Он постарался убедить себя в том, что не очень-то сильно преувеличивает.

— Тебе бы следовало написать на него рапорт, правда, Крис. Нечестно, что тебе приходится выполнять и его работу, и свою. Тебе и без того забот хватает.

— Ну да, — рассеянно произнес Джексон. — Да ладно, не думай об этом. До скорой.

С минуту он не убирал руку с трубки после того, как повесил ее, и думал о том, неужели он несправедлив по отношению к Фэрроу, и если так, то в какой степени? В представлении Джексона инспектор ведет расследование, спотыкаясь, точно во сне, но неужели ему и в самом деле не хватает настойчивости, упорства, желания, всего того, что для Джексона было обязательным в этой работе, или же он просто старше и мудрее и потому предпочитает более спокойный, более методичный подход?

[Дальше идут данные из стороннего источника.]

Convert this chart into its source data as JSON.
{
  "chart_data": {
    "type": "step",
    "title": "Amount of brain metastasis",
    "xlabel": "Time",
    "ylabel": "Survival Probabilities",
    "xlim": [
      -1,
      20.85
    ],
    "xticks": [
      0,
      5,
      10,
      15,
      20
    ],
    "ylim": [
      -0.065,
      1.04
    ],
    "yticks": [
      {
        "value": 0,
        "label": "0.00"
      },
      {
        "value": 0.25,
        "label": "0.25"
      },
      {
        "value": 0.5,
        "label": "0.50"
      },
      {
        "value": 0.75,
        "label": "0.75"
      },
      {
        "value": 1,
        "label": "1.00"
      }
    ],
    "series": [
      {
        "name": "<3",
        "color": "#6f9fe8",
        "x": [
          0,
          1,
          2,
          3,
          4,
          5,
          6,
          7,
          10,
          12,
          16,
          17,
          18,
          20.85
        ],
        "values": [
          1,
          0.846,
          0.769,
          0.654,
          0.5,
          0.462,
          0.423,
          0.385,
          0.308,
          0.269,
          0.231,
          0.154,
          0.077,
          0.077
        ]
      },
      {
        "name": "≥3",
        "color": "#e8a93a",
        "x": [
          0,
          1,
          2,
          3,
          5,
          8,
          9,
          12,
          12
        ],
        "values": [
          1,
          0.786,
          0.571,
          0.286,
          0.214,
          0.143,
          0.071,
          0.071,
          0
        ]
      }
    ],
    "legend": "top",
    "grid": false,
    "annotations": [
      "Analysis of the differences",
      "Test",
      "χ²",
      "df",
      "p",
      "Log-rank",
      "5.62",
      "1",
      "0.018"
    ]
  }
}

Может, проблемы Джексона с инспектором просто приписать конфликту между двумя людьми? Сержант знал, что в участке еще много хороших полицейских, особенно среди старой гвардии, представители которой поддерживают Фэрроу с его методами, не принимают неугомонности Джексона, видя в нем всего лишь выскочку, который во всем ищет свою выгоду, хотя у самого молоко на губах не обсохло.